Il professore di biologia dell’Università di Harvard Venkatesh N. Murthy, specializzato in neuroscienze dell’olfatto e non coinvolto nello studio, sottolinea che c’è un gran numero di prove che mettono in relazione i modelli di attivazione glomerulare con la percezione dell’odore. L’incertezza è stata se le regioni cerebrali superiori “leggono” questi modelli di attivazione per identificare un odore, così come quanto sia importante l’ordine di attivazione. Rinberg e colleghi dimostrano che il tempo conta”, dice, “e, inoltre, che i primi neuroni attivati sono più importanti per l’identificazione dell’odore rispetto ai neuroni che si attivano più tardi”. Nell’analogia della canzone, è come se le prime note fossero la chiave per identificare il pezzo (pensate alla Quinta di Beethoven!).”

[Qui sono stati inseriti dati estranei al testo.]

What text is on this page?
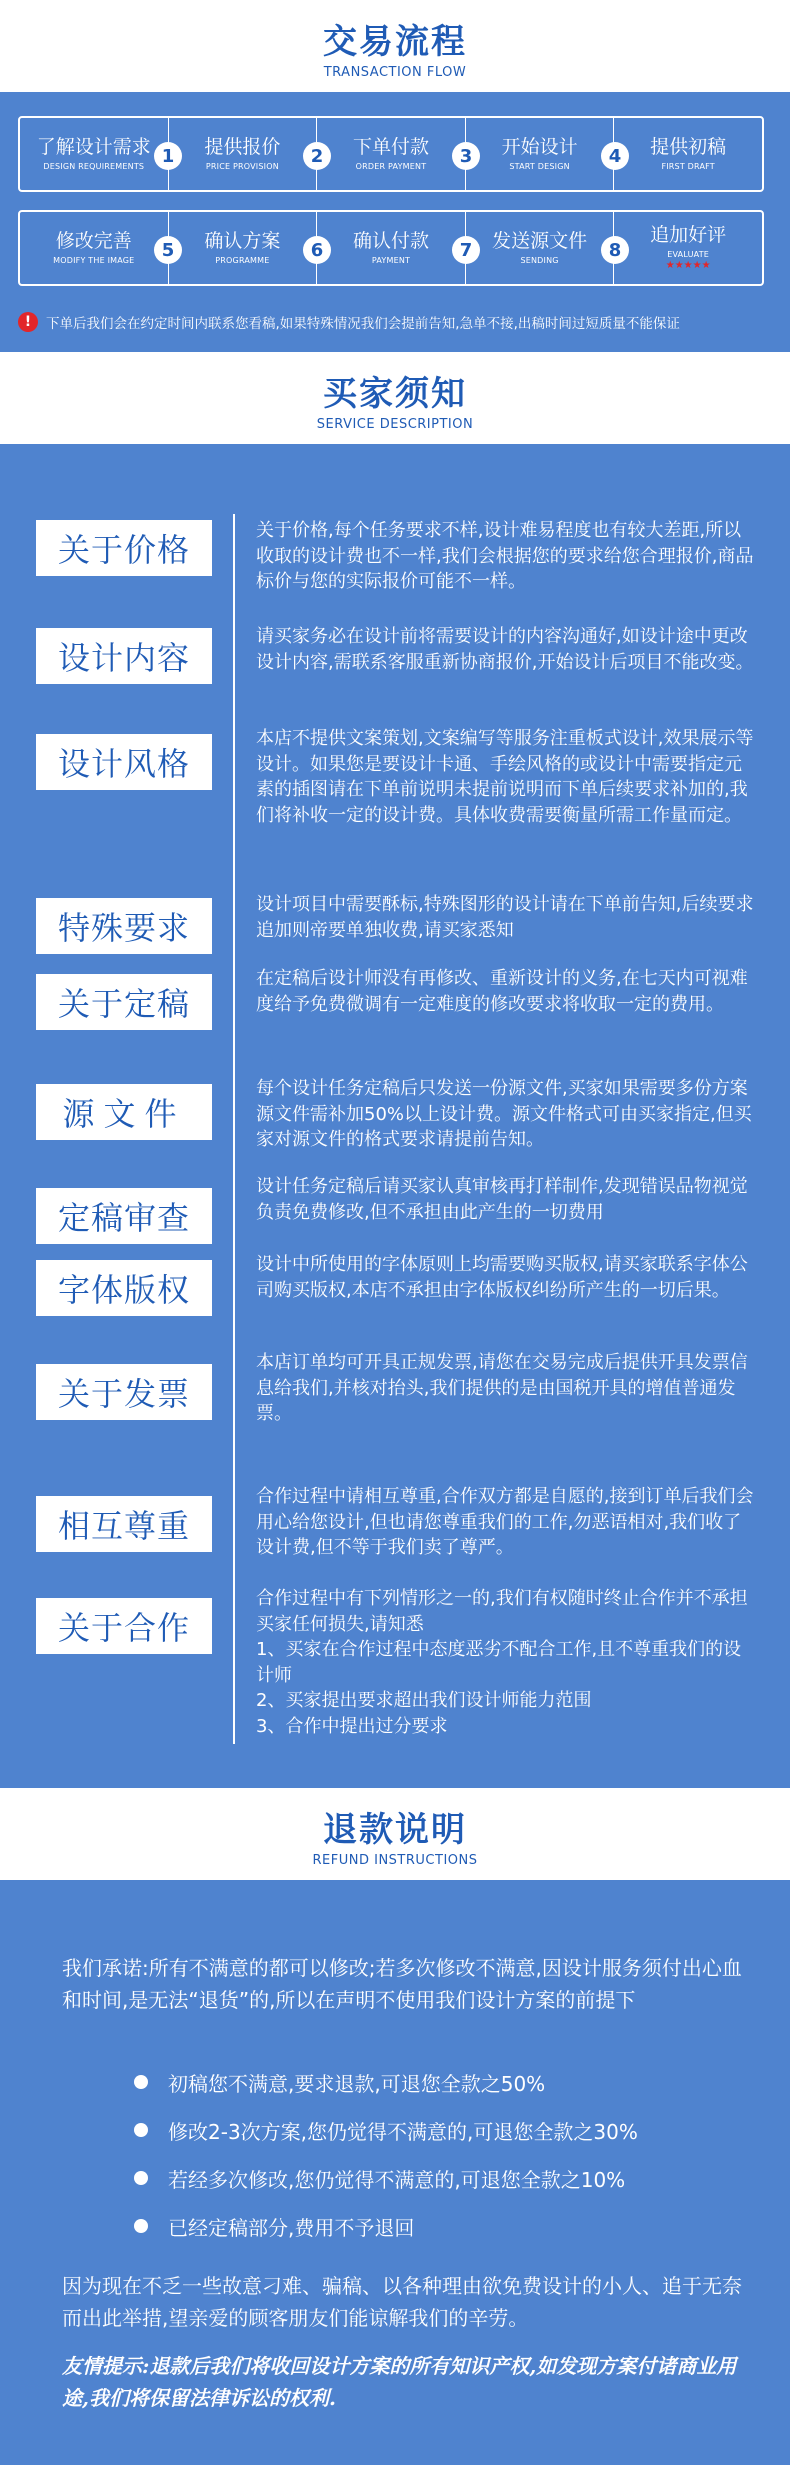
交易流程
TRANSACTION FLOW
了解设计需求
DESIGN REQUIREMENTS
提供报价
PRICE PROVISION
下单付款
ORDER PAYMENT
开始设计
START DESIGN
提供初稿
FIRST DRAFT
1	2	3	4
修改完善
MODIFY THE IMAGE
确认方案
PROGRAMME
确认付款
PAYMENT
发送源文件
SENDING
追加好评
EVALUATE
★★★★★
5	6	7	8
!	下单后我们会在约定时间内联系您看稿,如果特殊情况我们会提前告知,急单不接,出稿时间过短质量不能保证
买家须知
SERVICE DESCRIPTION
关于价格
关于价格,每个任务要求不样,设计难易程度也有较大差距,所以收取的设计费也不一样,我们会根据您的要求给您合理报价,商品标价与您的实际报价可能不一样。
设计内容
请买家务必在设计前将需要设计的内容沟通好,如设计途中更改设计内容,需联系客服重新协商报价,开始设计后项目不能改变。
设计风格
本店不提供文案策划,文案编写等服务注重板式设计,效果展示等设计。如果您是要设计卡通、手绘风格的或设计中需要指定元素的插图请在下单前说明未提前说明而下单后续要求补加的,我们将补收一定的设计费。具体收费需要衡量所需工作量而定。
特殊要求
设计项目中需要酥标,特殊图形的设计请在下单前告知,后续要求追加则帝要单独收费,请买家悉知
关于定稿
在定稿后设计师没有再修改、重新设计的义务,在七天内可视难度给予免费微调有一定难度的修改要求将收取一定的费用。
源文件
每个设计任务定稿后只发送一份源文件,买家如果需要多份方案源文件需补加50%以上设计费。源文件格式可由买家指定,但买家对源文件的格式要求请提前告知。
定稿审查
设计任务定稿后请买家认真审核再打样制作,发现错误品物视觉负责免费修改,但不承担由此产生的一切费用
字体版权
设计中所使用的字体原则上均需要购买版权,请买家联系字体公司购买版权,本店不承担由字体版权纠纷所产生的一切后果。
关于发票
本店订单均可开具正规发票,请您在交易完成后提供开具发票信息给我们,并核对抬头,我们提供的是由国税开具的增值普通发票。
相互尊重
合作过程中请相互尊重,合作双方都是自愿的,接到订单后我们会用心给您设计,但也请您尊重我们的工作,勿恶语相对,我们收了设计费,但不等于我们卖了尊严。
关于合作
合作过程中有下列情形之一的,我们有权随时终止合作并不承担买家任何损失,请知悉
1、买家在合作过程中态度恶劣不配合工作,且不尊重我们的设计师
2、买家提出要求超出我们设计师能力范围
3、合作中提出过分要求
退款说明
REFUND INSTRUCTIONS
我们承诺:所有不满意的都可以修改;若多次修改不满意,因设计服务须付出心血和时间,是无法“退货”的,所以在声明不使用我们设计方案的前提下
初稿您不满意,要求退款,可退您全款之50%
修改2-3次方案,您仍觉得不满意的,可退您全款之30%
若经多次修改,您仍觉得不满意的,可退您全款之10%
已经定稿部分,费用不予退回
因为现在不乏一些故意刁难、骗稿、以各种理由欲免费设计的小人、追于无奈而出此举措,望亲爱的顾客朋友们能谅解我们的辛劳。
友情提示:退款后我们将收回设计方案的所有知识产权,如发现方案付诸商业用途,我们将保留法律诉讼的权利.
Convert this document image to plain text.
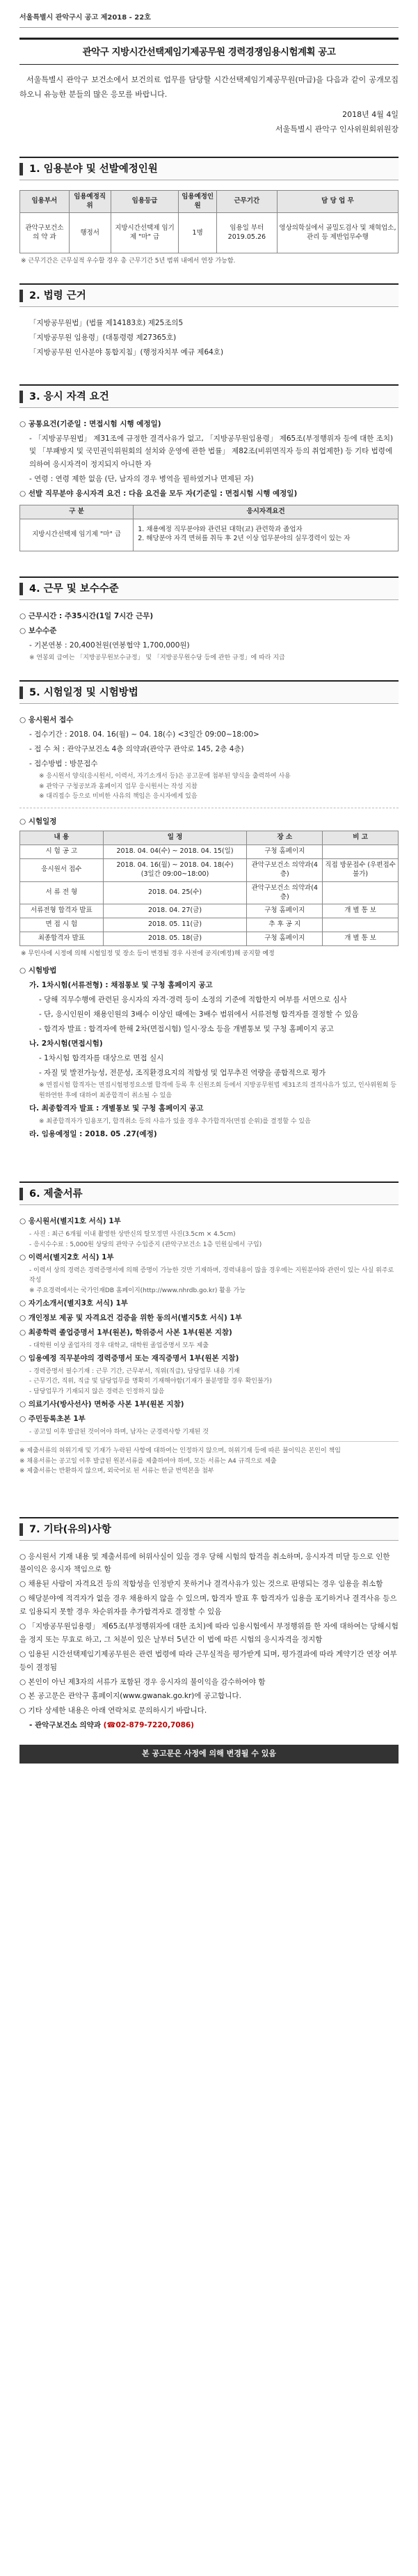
서울특별시 관악구시 공고 제2018 - 22호
관악구 지방시간선택제임기제공무원 경력경쟁임용시험계획 공고

서울특별시 관악구 보건소에서 보건의료 업무를 담당할 시간선택제임기제공무원(마급)을 다음과 같이 공개모집하오니 유능한 분들의 많은 응모를 바랍니다.

2018년 4월 4일

서울특별시 관악구 인사위원회위원장

1. 임용분야 및 선발예정인원
임용부서	임용예정직 위	임용등급	임용예정인원	근무기간	담 당 업 무
관악구보건소 의 약 과	행정서	지방시간선택제 임기제 "마" 급	1명	임용일 부터 2019.05.26	영상의학실에서 골밀도검사 및 채혁업소, 관리 등 제반업무수행

※ 근무기간은 근무실적 우수할 경우 총 근무기간 5년 범위 내에서 연장 가능함.

2. 법령 근거

「지방공무원법」(법률 제14183호) 제25조의5

「지방공무원 임용령」(대통령령 제27365호)

「지방공무원 인사분야 통합지침」(행정자치부 예규 제64호)

3. 응시 자격 요건

○ 공통요건(기준일 : 면접시험 시행 예정일)

- 「지방공무원법」 제31조에 규정한 결격사유가 없고, 「지방공무원임용령」 제65조(부정행위자 등에 대한 조치) 및 「부패방지 및 국민권익위원회의 설치와 운영에 관한 법률」 제82조(비위면직자 등의 취업제한) 등 기타 법령에 의하여 응시자격이 정지되지 아니한 자

- 연령 : 연령 제한 없음 (단, 남자의 경우 병역을 필하였거나 면제된 자)

○ 선발 직무분야 응시자격 요건 : 다음 요건을 모두 자(기준일 : 면접시험 시행 예정일)

구 분	응시자격요건
지방시간선택제 임기제 "마" 급	1. 채용예정 직무분야와 관련된 대학(교) 관련학과 졸업자
2. 해당분야 자격 면허를 취득 후 2년 이상 업무분야의 실무경력이 있는 자
4. 근무 및 보수수준

○ 근무시간 : 주35시간(1일 7시간 근무)

○ 보수수준

- 기본연봉 : 20,400천원(연봉협약 1,700,000원)

※ 연봉외 급여는 「지방공무원보수규정」 및 「지방공무원수당 등에 관한 규정」에 따라 지급

5. 시험일정 및 시험방법

○ 응시원서 접수

- 접수기간 : 2018. 04. 16(월) ~ 04. 18(수) <3일간 09:00~18:00>

- 접 수 처 : 관악구보건소 4층 의약과(관악구 관악로 145, 2층 4층)

- 접수방법 : 방문접수

※ 응시원서 양식(응시원서, 이력서, 자기소개서 등)은 공고문에 첨부된 양식을 출력하여 사용

※ 관악구 구청공보과 홈페이지 업무 응시원서는 작성 지참

※ 대리접수 등으로 미비한 사유의 책임은 응시자에게 있음

○ 시험일정

내 용	일 정	장 소	비 고
시 험 공 고	2018. 04. 04(수) ~ 2018. 04. 15(일)	구청 홈페이지	
응시원서 접수	2018. 04. 16(월) ~ 2018. 04. 18(수)
(3일간 09:00~18:00)	관악구보건소 의약과(4층)	직접 방문접수 (우편접수불가)
서 류 전 형	2018. 04. 25(수)	관악구보건소 의약과(4층)	
서류전형 합격자 발표	2018. 04. 27(금)	구청 홈페이지	개 별 통 보
면 접 시 험	2018. 05. 11(금)	추 후 공 지	
최종합격자 발표	2018. 05. 18(금)	구청 홈페이지	개 별 통 보

※ 무인사에 시정에 의해 시험일정 및 장소 등이 변경될 경우 사전에 공지(예정)해 공지할 예정

○ 시험방법

가. 1차시험(서류전형) : 채점통보 및 구청 홈페이지 공고

- 당해 직무수행에 관련된 응시자의 자격·경력 등이 소정의 기준에 적합한지 여부를 서면으로 심사

- 단, 응시인원이 채용인원의 3배수 이상인 때에는 3배수 범위에서 서류전형 합격자를 결정할 수 있음

- 합격자 발표 : 합격자에 한해 2차(면접시험) 일시·장소 등을 개별통보 및 구청 홈페이지 공고

나. 2차시험(면접시험)

- 1차시험 합격자를 대상으로 면접 실시

- 자질 및 발전가능성, 전문성, 조직환경요지의 적합성 및 업무추진 역량을 종합적으로 평가

※ 면접시험 합격자는 면접시험평정요소별 합격에 등록 후 신원조회 등에서 지방공무원법 제31조의 결격사유가 있고, 인사위원회 등원하연한 후에 대하여 최종합격이 취소될 수 있음

다. 최종합격자 발표 : 개별통보 및 구청 홈페이지 공고

※ 최종합격자가 임용포기, 합격취소 등의 사유가 있을 경우 추가합격자(면접 순위)를 결정할 수 있음

라. 임용예정일 : 2018. 05 .27(예정)

6. 제출서류

○ 응시원서(별지1호 서식) 1부

- 사진 : 최근 6개월 이내 촬영한 상반신의 탈모정면 사진(3.5cm × 4.5cm)

- 응시수수료 : 5,000원 상당의 관악구 수입증지 (관악구보건소 1층 민원실에서 구입)

○ 이력서(별지2호 서식) 1부

- 이력서 상의 경력은 경력증명서에 의해 증명이 가능한 것만 기재하며, 경력내용이 많을 경우에는 지원분야와 관련이 있는 사실 위주로 작성

※ 주요경력에서는 국가인재DB 홈페이지(http://www.nhrdb.go.kr) 활용 가능

○ 자기소개서(별지3호 서식) 1부

○ 개인정보 제공 및 자격요건 검증을 위한 동의서(별지5호 서식) 1부

○ 최종학력 졸업증명서 1부(원본), 학위증서 사본 1부(원본 지참)

- 대학원 이상 졸업자의 경우 대학교, 대학원 졸업증명서 모두 제출

○ 임용예정 직무분야의 경력증명서 또는 재직증명서 1부(원본 지참)

- 경력증명서 필수기재 : 근무 기간, 근무부서, 직위(직급), 담당업무 내용 기재

- 근무기간, 직위, 직급 및 담당업무를 명확히 기재해야함(기재가 불분명할 경우 확인불가)

- 담당업무가 기재되지 않은 경력은 인정하지 않음

○ 의료기사(방사선사) 면허증 사본 1부(원본 지참)

○ 주민등록초본 1부

- 공고일 이후 발급된 것이어야 하며, 남자는 군경력사항 기재된 것

※ 제출서류의 허위기재 및 기재가 누락된 사항에 대하여는 인정하지 않으며, 허위기재 등에 따른 불이익은 본인이 책임

※ 채용서류는 공고일 이후 발급된 원본서류를 제출하여야 하며, 모든 서류는 A4 규격으로 제출

※ 제출서류는 반환하지 않으며, 외국어로 된 서류는 한글 번역본을 첨부

7. 기타(유의)사항

○ 응시원서 기재 내용 및 제출서류에 허위사실이 있을 경우 당해 시험의 합격을 취소하며, 응시자격 미달 등으로 인한 불이익은 응시자 책임으로 함

○ 채용된 사람이 자격요건 등의 적합성을 인정받지 못하거나 결격사유가 있는 것으로 판명되는 경우 임용을 취소함

○ 해당분야에 적격자가 없을 경우 채용하지 않을 수 있으며, 합격자 발표 후 합격자가 임용을 포기하거나 결격사유 등으로 임용되지 못할 경우 차순위자를 추가합격자로 결정할 수 있음

○ 「지방공무원임용령」 제65조(부정행위자에 대한 조치)에 따라 임용시험에서 부정행위를 한 자에 대하여는 당해시험을 정지 또는 무효로 하고, 그 처분이 있은 날부터 5년간 이 법에 따른 시험의 응시자격을 정지함

○ 임용된 시간선택제임기제공무원은 관련 법령에 따라 근무실적을 평가받게 되며, 평가결과에 따라 계약기간 연장 여부 등이 결정됨

○ 본인이 아닌 제3자의 서류가 포함된 경우 응시자의 불이익을 감수하여야 함

○ 본 공고문은 관악구 홈페이지(www.gwanak.go.kr)에 공고합니다.

○ 기타 상세한 내용은 아래 연락처로 문의하시기 바랍니다.

- 관악구보건소 의약과 (☎02-879-7220,7086)

본 공고문은 사정에 의해 변경될 수 있음
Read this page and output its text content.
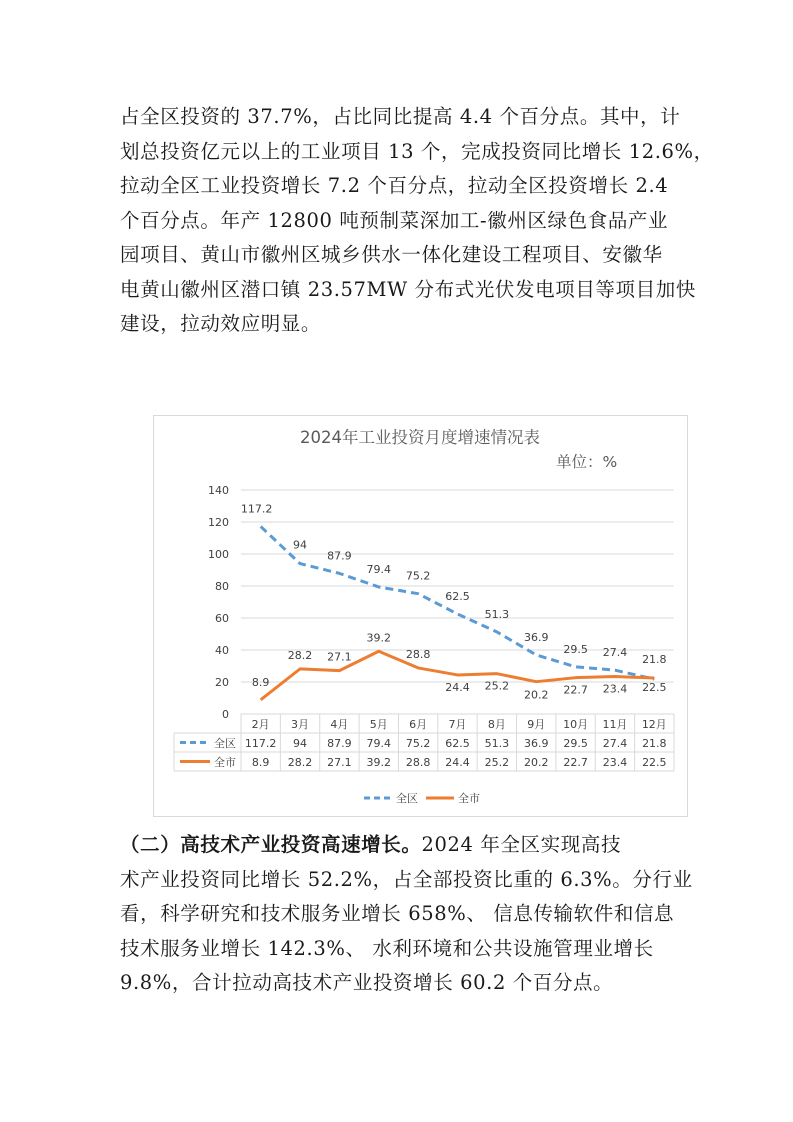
占全区投资的 37.7%，占比同比提高 4.4 个百分点。其中，计
划总投资亿元以上的工业项目 13 个，完成投资同比增长 12.6%，
拉动全区工业投资增长 7.2 个百分点，拉动全区投资增长 2.4
个百分点。年产 12800 吨预制菜深加工-徽州区绿色食品产业
园项目、黄山市徽州区城乡供水一体化建设工程项目、安徽华
电黄山徽州区潜口镇 23.57MW 分布式光伏发电项目等项目加快
建设，拉动效应明显。

2024年工业投资月度增速情况表
单位：%
0
20
40
60
80
100
120
140
117.2
94
87.9
79.4
75.2
62.5
51.3
36.9
29.5 27.4
21.8
8.9
28.2 27.1
39.2
28.8
24.4 25.2
20.2 22.7 23.4 22.5
2月 3月 4月 5月 6月 7月 8月 9月 10月 11月 12月
全区 117.2 94 87.9 79.4 75.2 62.5 51.3 36.9 29.5 27.4 21.8
全市 8.9 28.2 27.1 39.2 28.8 24.4 25.2 20.2 22.7 23.4 22.5
全区	全市

（二）高技术产业投资高速增长。2024 年全区实现高技
术产业投资同比增长 52.2%，占全部投资比重的 6.3%。分行业
看，科学研究和技术服务业增长 658%、 信息传输软件和信息
技术服务业增长 142.3%、 水利环境和公共设施管理业增长
9.8%，合计拉动高技术产业投资增长 60.2 个百分点。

Rinberg spera di portare la sua ricerca più profondamente nel cervello per vedere come altre regioni dell’organo aiutano a percepire gli odori e gli oggetti una volta che ricevono informazioni dal bulbo olfattivo. “Siamo un piccolo passo più vicini al film The Matrix”, scherza. Il film presenta un mondo ceduto a computer intelligenti che relegano gli esseri umani in una realtà simulata condivisa creata nel loro cervello – simile al modo in cui i ricercatori hanno ideato un odore artificiale. “In un certo senso, abbiamo ricreato il film con l’odore”, aggiunge Rinberg.